Consumer groups voiced concerns about the organization's five-member board, which will be dominated by insurers and medical providers, with only one seat for consumers.
"This is the real double-edged sword of the modern medical system," said Jamie Court, president of Consumer Watchdog, a Santa Monica-based advocacy group. "We want the convenience of electronic medical records that can help us no matter what ER we land in, but we have to be very cautious about the way health insurance companies and medical providers use the information."
Betsy Imholz, director of special projects at Consumers Union, said that for consumers to buy in to the idea, "people need to feel their privacy is protected, and with a private sector endeavor and without all the details, we just don't know."
People who do not want their records included in the database will receive information later this year telling them how they can opt out online or by calling a designated phone number, said Mark Morgan, president of Anthem Blue Cross.

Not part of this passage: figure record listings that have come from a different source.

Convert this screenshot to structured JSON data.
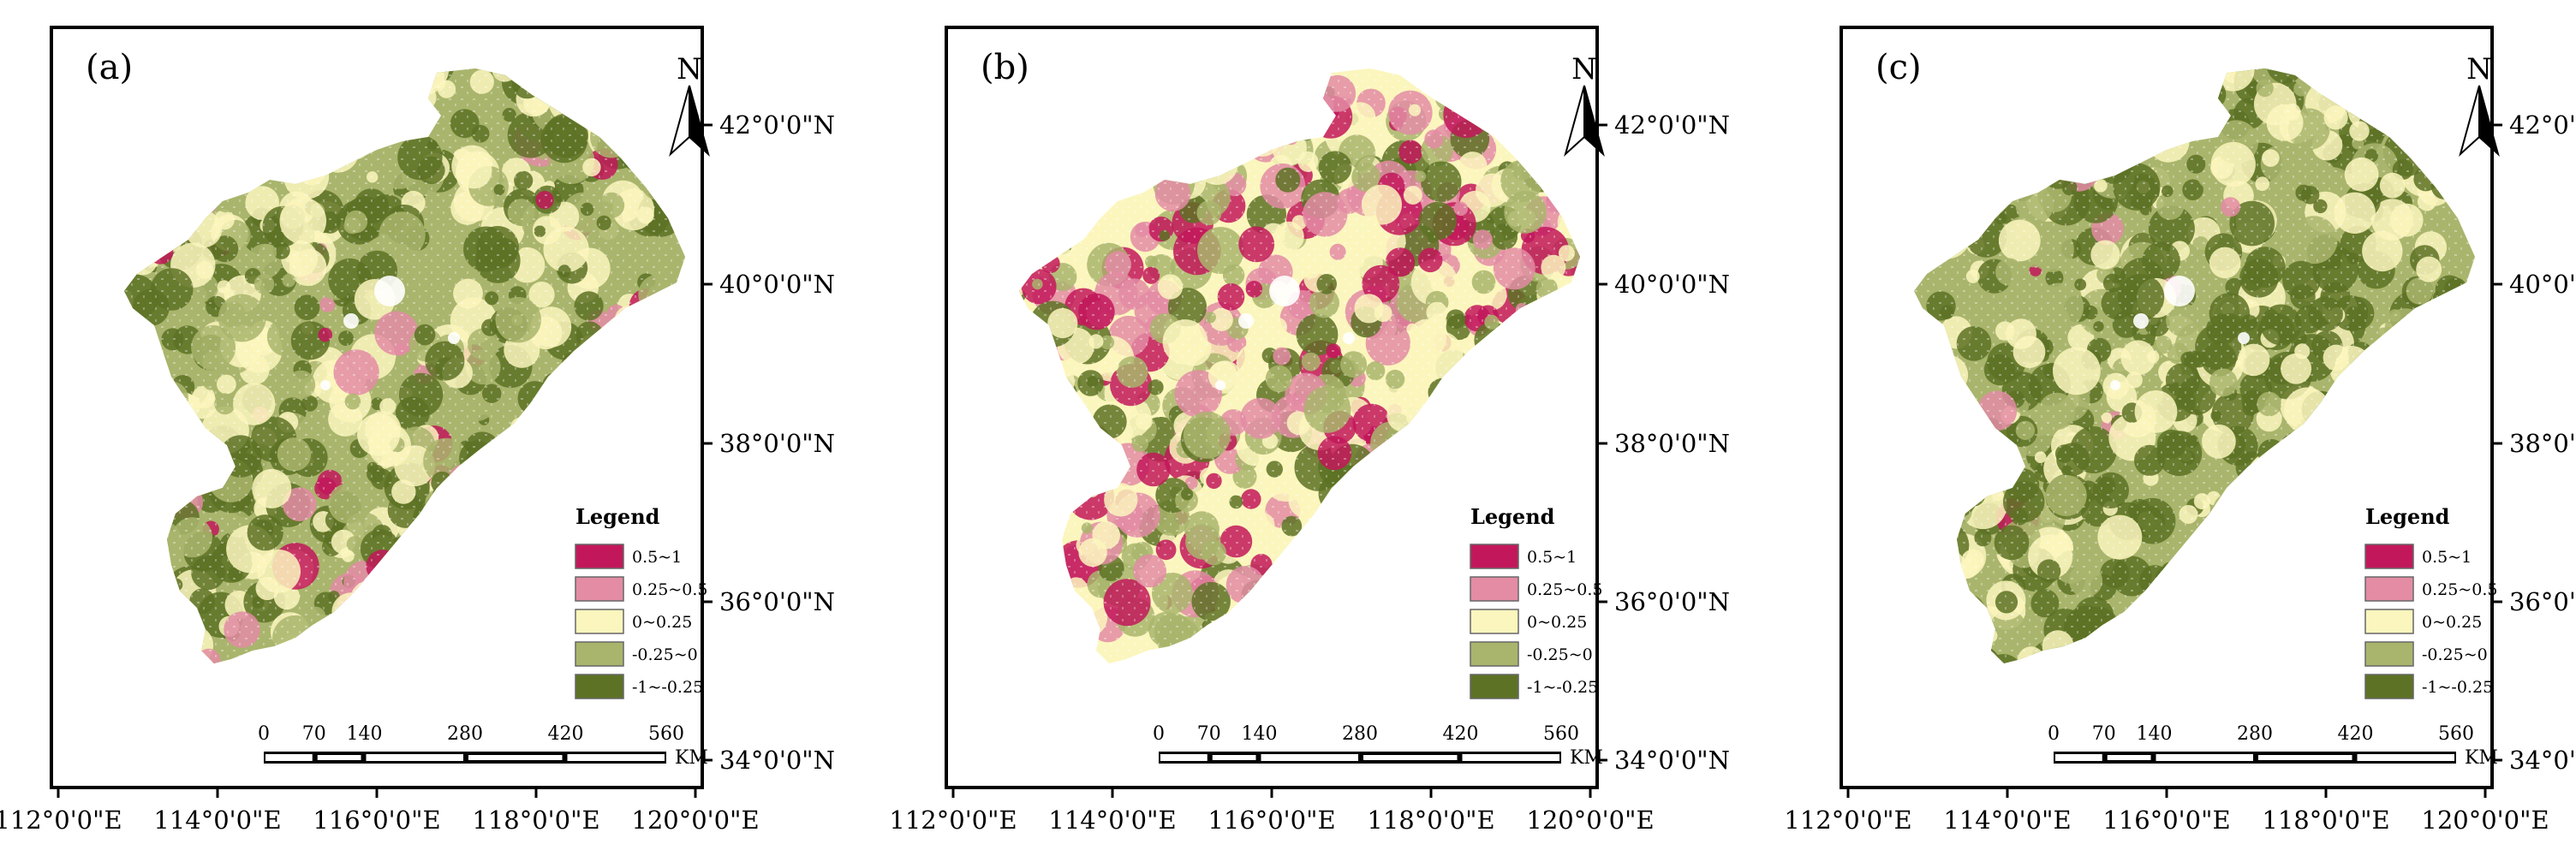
{
  "lat_labels": [
    "42°0'0\"N",
    "40°0'0\"N",
    "38°0'0\"N",
    "36°0'0\"N",
    "34°0'0\"N"
  ],
  "lon_labels": [
    "112°0'0\"E",
    "114°0'0\"E",
    "116°0'0\"E",
    "118°0'0\"E",
    "120°0'0\"E"
  ],
  "north_label": "N",
  "legend": {
    "title": "Legend",
    "classes": [
      {
        "label": "0.5~1",
        "color": "#c2185b"
      },
      {
        "label": "0.25~0.5",
        "color": "#e38ca4"
      },
      {
        "label": "0~0.25",
        "color": "#fbf6bd"
      },
      {
        "label": "-0.25~0",
        "color": "#a9b56c"
      },
      {
        "label": "-1~-0.25",
        "color": "#5d7224"
      }
    ]
  },
  "scalebar": {
    "ticks": [
      "0",
      "70",
      "140",
      "280",
      "420",
      "560"
    ],
    "unit": "KM"
  },
  "panels": [
    {
      "label": "(a)",
      "dominant": [
        "#a9b56c",
        "#fbf6bd"
      ],
      "pink_share": 0.08,
      "dark_share": 0.35
    },
    {
      "label": "(b)",
      "dominant": [
        "#fbf6bd",
        "#a9b56c"
      ],
      "pink_share": 0.32,
      "dark_share": 0.15
    },
    {
      "label": "(c)",
      "dominant": [
        "#a9b56c",
        "#5d7224"
      ],
      "pink_share": 0.03,
      "dark_share": 0.45
    }
  ]
}
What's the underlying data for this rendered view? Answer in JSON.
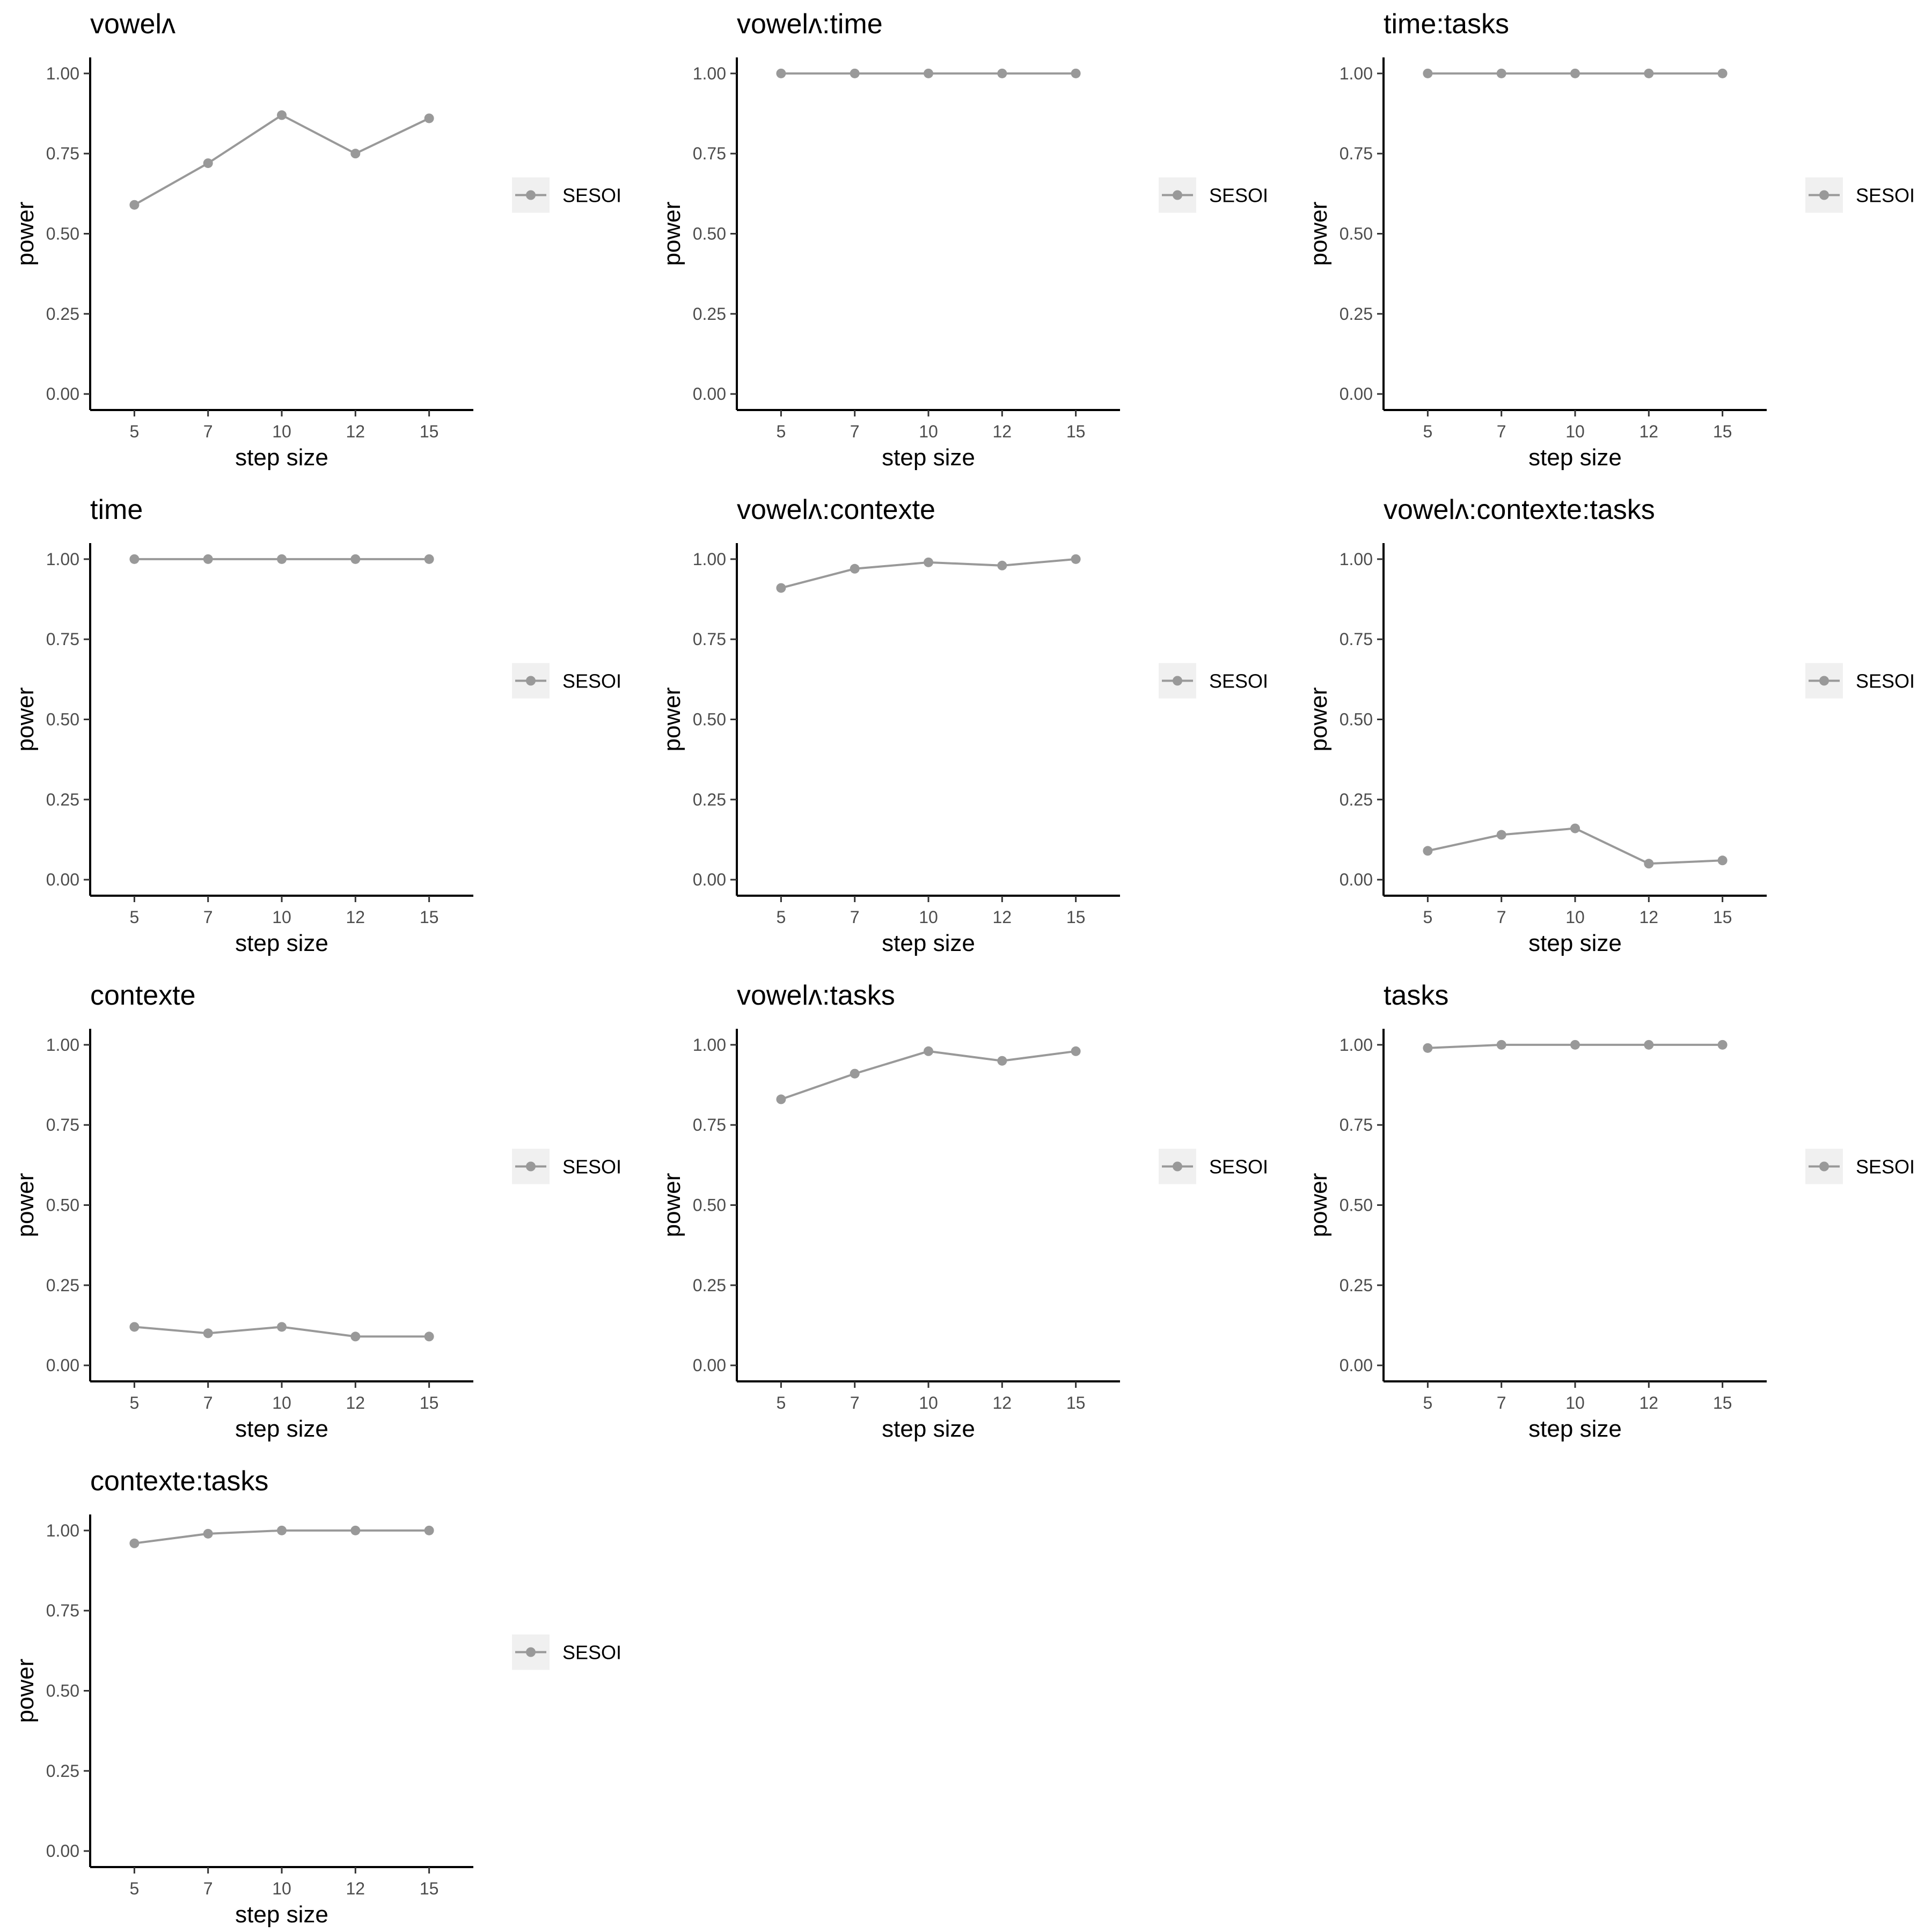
{
  "chart_data": [
    {
      "type": "line",
      "title": "vowelʌ",
      "xlabel": "step size",
      "ylabel": "power",
      "categories": [
        "5",
        "7",
        "10",
        "12",
        "15"
      ],
      "series": [
        {
          "name": "SESOI",
          "values": [
            0.59,
            0.72,
            0.87,
            0.75,
            0.86
          ]
        }
      ],
      "yticks": [
        "0.00",
        "0.25",
        "0.50",
        "0.75",
        "1.00"
      ],
      "ylim": [
        0,
        1
      ],
      "grid": false,
      "legend": "right",
      "color": "#999999"
    },
    {
      "type": "line",
      "title": "vowelʌ:time",
      "xlabel": "step size",
      "ylabel": "power",
      "categories": [
        "5",
        "7",
        "10",
        "12",
        "15"
      ],
      "series": [
        {
          "name": "SESOI",
          "values": [
            1.0,
            1.0,
            1.0,
            1.0,
            1.0
          ]
        }
      ],
      "yticks": [
        "0.00",
        "0.25",
        "0.50",
        "0.75",
        "1.00"
      ],
      "ylim": [
        0,
        1
      ],
      "grid": false,
      "legend": "right",
      "color": "#999999"
    },
    {
      "type": "line",
      "title": "time:tasks",
      "xlabel": "step size",
      "ylabel": "power",
      "categories": [
        "5",
        "7",
        "10",
        "12",
        "15"
      ],
      "series": [
        {
          "name": "SESOI",
          "values": [
            1.0,
            1.0,
            1.0,
            1.0,
            1.0
          ]
        }
      ],
      "yticks": [
        "0.00",
        "0.25",
        "0.50",
        "0.75",
        "1.00"
      ],
      "ylim": [
        0,
        1
      ],
      "grid": false,
      "legend": "right",
      "color": "#999999"
    },
    {
      "type": "line",
      "title": "time",
      "xlabel": "step size",
      "ylabel": "power",
      "categories": [
        "5",
        "7",
        "10",
        "12",
        "15"
      ],
      "series": [
        {
          "name": "SESOI",
          "values": [
            1.0,
            1.0,
            1.0,
            1.0,
            1.0
          ]
        }
      ],
      "yticks": [
        "0.00",
        "0.25",
        "0.50",
        "0.75",
        "1.00"
      ],
      "ylim": [
        0,
        1
      ],
      "grid": false,
      "legend": "right",
      "color": "#999999"
    },
    {
      "type": "line",
      "title": "vowelʌ:contexte",
      "xlabel": "step size",
      "ylabel": "power",
      "categories": [
        "5",
        "7",
        "10",
        "12",
        "15"
      ],
      "series": [
        {
          "name": "SESOI",
          "values": [
            0.91,
            0.97,
            0.99,
            0.98,
            1.0
          ]
        }
      ],
      "yticks": [
        "0.00",
        "0.25",
        "0.50",
        "0.75",
        "1.00"
      ],
      "ylim": [
        0,
        1
      ],
      "grid": false,
      "legend": "right",
      "color": "#999999"
    },
    {
      "type": "line",
      "title": "vowelʌ:contexte:tasks",
      "xlabel": "step size",
      "ylabel": "power",
      "categories": [
        "5",
        "7",
        "10",
        "12",
        "15"
      ],
      "series": [
        {
          "name": "SESOI",
          "values": [
            0.09,
            0.14,
            0.16,
            0.05,
            0.06
          ]
        }
      ],
      "yticks": [
        "0.00",
        "0.25",
        "0.50",
        "0.75",
        "1.00"
      ],
      "ylim": [
        0,
        1
      ],
      "grid": false,
      "legend": "right",
      "color": "#999999"
    },
    {
      "type": "line",
      "title": "contexte",
      "xlabel": "step size",
      "ylabel": "power",
      "categories": [
        "5",
        "7",
        "10",
        "12",
        "15"
      ],
      "series": [
        {
          "name": "SESOI",
          "values": [
            0.12,
            0.1,
            0.12,
            0.09,
            0.09
          ]
        }
      ],
      "yticks": [
        "0.00",
        "0.25",
        "0.50",
        "0.75",
        "1.00"
      ],
      "ylim": [
        0,
        1
      ],
      "grid": false,
      "legend": "right",
      "color": "#999999"
    },
    {
      "type": "line",
      "title": "vowelʌ:tasks",
      "xlabel": "step size",
      "ylabel": "power",
      "categories": [
        "5",
        "7",
        "10",
        "12",
        "15"
      ],
      "series": [
        {
          "name": "SESOI",
          "values": [
            0.83,
            0.91,
            0.98,
            0.95,
            0.98
          ]
        }
      ],
      "yticks": [
        "0.00",
        "0.25",
        "0.50",
        "0.75",
        "1.00"
      ],
      "ylim": [
        0,
        1
      ],
      "grid": false,
      "legend": "right",
      "color": "#999999"
    },
    {
      "type": "line",
      "title": "tasks",
      "xlabel": "step size",
      "ylabel": "power",
      "categories": [
        "5",
        "7",
        "10",
        "12",
        "15"
      ],
      "series": [
        {
          "name": "SESOI",
          "values": [
            0.99,
            1.0,
            1.0,
            1.0,
            1.0
          ]
        }
      ],
      "yticks": [
        "0.00",
        "0.25",
        "0.50",
        "0.75",
        "1.00"
      ],
      "ylim": [
        0,
        1
      ],
      "grid": false,
      "legend": "right",
      "color": "#999999"
    },
    {
      "type": "line",
      "title": "contexte:tasks",
      "xlabel": "step size",
      "ylabel": "power",
      "categories": [
        "5",
        "7",
        "10",
        "12",
        "15"
      ],
      "series": [
        {
          "name": "SESOI",
          "values": [
            0.96,
            0.99,
            1.0,
            1.0,
            1.0
          ]
        }
      ],
      "yticks": [
        "0.00",
        "0.25",
        "0.50",
        "0.75",
        "1.00"
      ],
      "ylim": [
        0,
        1
      ],
      "grid": false,
      "legend": "right",
      "color": "#999999"
    }
  ]
}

Imholz said patients' access to their own records would be a selling point, "so I wish they were able to get to that more quickly." Blue Shield's Markovich said patients will have such access "ultimately."
Perhaps the most daunting challenge in setting up the exchange will be the technical task of getting all the computer systems of hospitals and medical groups statewide to mesh with the centralized database. That "is a challenge and will continue to be a challenge for awhile," said Simon Jones, a Blue Shield vice president for health information technology.
Blue Shield and Anthem plan to fund Cal Index for the first three years, working with 30 large medical groups who will in effect be subsidized in exchange for putting their patients' records into the system. After that, the exchange will be funded by annual subscription fees paid by participating health plans and medical providers.
One of the early participants will be the St. Joseph Health System, which operates three hospitals and has eight physician groups in Orange County.
"This will allow us to fill in the gap," said Darrin Montalvo, president of integrated services at St. Joseph. "So if patients had lab services somewhere else, we will be able to add that to their medical record to have complete view of their medical history."